Hi Dask community,
I’m taking my first steps with Dask, and I’m particularly interested in performing intensive calculations with Numpy arrays, mainly using the einsum
module. When doing this with dask.array
, I’ve noticed that the calculations consume so much memory that the process aborts due to resource exhaustion.
A simplified version of my code is as follows:
import numpy as np
import dask.array as da
n1 = 18
n2 = 30
c1 = np.random.random((n2, n1, n2, n2))
c2 = np.random.random((n2, n2, n1, n2))
c3 = np.random.random((n1, n2, n1, n1))
c4 = np.random.random((n2, n1, n1, n1))
mask_bg = np.eye(n1)
mask_np = np.eye(n2)
mask_ag = np.eye(n1)
mask_mp = np.eye(n2)
delta_vir = 1 - np.eye(n2)
delta_occ = 1 - np.eye(n1)
deltas = np.einsum('nm,ab->nbma', delta_vir, delta_occ)
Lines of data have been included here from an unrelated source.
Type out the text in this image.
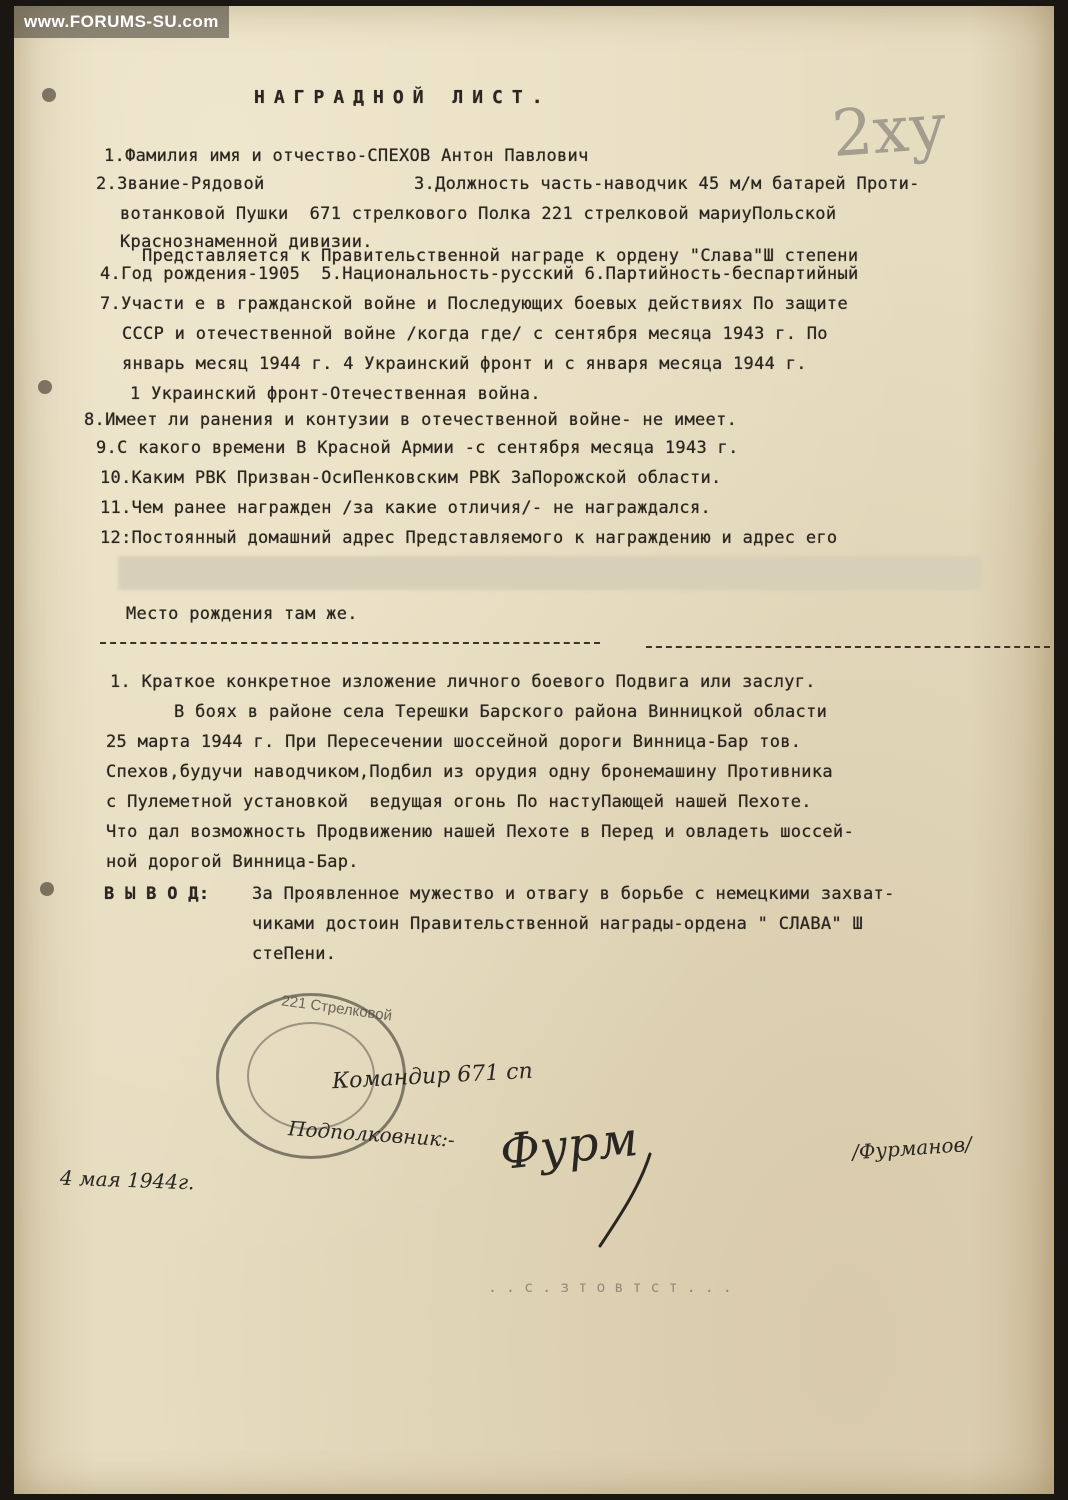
www.FORUMS-SU.com
2ху
НАГРАДНОЙ ЛИСТ.
1.Фамилия имя и отчество-СПЕХОВ Антон Павлович
2.Звание-Рядовой	3.Должность часть-наводчик 45 м/м батарей Проти-
вотанковой Пушки  671 стрелкового Полка 221 стрелковой мариуПольской
Краснознаменной дивизии.
Представляется к Правительственной награде к ордену "Слава"Ш степени
4.Год рождения-1905  5.Национальность-русский 6.Партийность-беспартийный
7.Участи е в гражданской войне и Последующих боевых действиях По защите
СССР и отечественной войне /когда где/ с сентября месяца 1943 г. По
январь месяц 1944 г. 4 Украинский фронт и с января месяца 1944 г.
1 Украинский фронт-Отечественная война.
8.Имеет ли ранения и контузии в отечественной войне- не имеет.
9.С какого времени В Красной Армии -с сентября месяца 1943 г.
10.Каким РВК Призван-ОсиПенковским РВК ЗаПорожской области.
11.Чем ранее награжден /за какие отличия/- не награждался.
12:Постоянный домашний адрес Представляемого к награждению и адрес его
Место рождения там же.
1. Краткое конкретное изложение личного боевого Подвига или заслуг.
В боях в районе села Терешки Барского района Винницкой области
25 марта 1944 г. При Пересечении шоссейной дороги Винница-Бар тов.
Спехов,будучи наводчиком,Подбил из орудия одну бронемашину Противника
с Пулеметной установкой  ведущая огонь По настуПающей нашей Пехоте.
Что дал возможность Продвижению нашей Пехоте в Перед и овладеть шоссей-
ной дорогой Винница-Бар.
В Ы В О Д:	За Проявленное мужество и отвагу в борьбе с немецкими захват-
чиками достоин Правительственной награды-ордена " СЛАВА" Ш
стеПени.
221 Стрелковой
Командир 671 сп
Подполковник:- Фурм	/Фурманов/
4 мая 1944г.
. . с . з т о в т с т . . .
s_2 = da.einsum('ag,nbmp->nbmapg', mask_ag, c1)
s_2 += da.einsum('bg,nmap->nbmapg', mask_bg, c2)
s_2 += da.einsum('np,bmag->nbmapg', mask_np, c3)
s_2 += da.einsum('mp,nbag->nbmapg', mask_mp, c4)
s_2 = da.einsum('nbma,nbmapg->nbma', deltas, s_2).compute()
I’ve try with dask.map_blocks() but with no better results.
Is there any way to improve the RAM usage more efficiently than just adjusting the chunk size? Is it possible to set a maximum amount of RAM to be used during the calculation?
I appreciate any guidance or advice you can offer.
Best regards
Daniel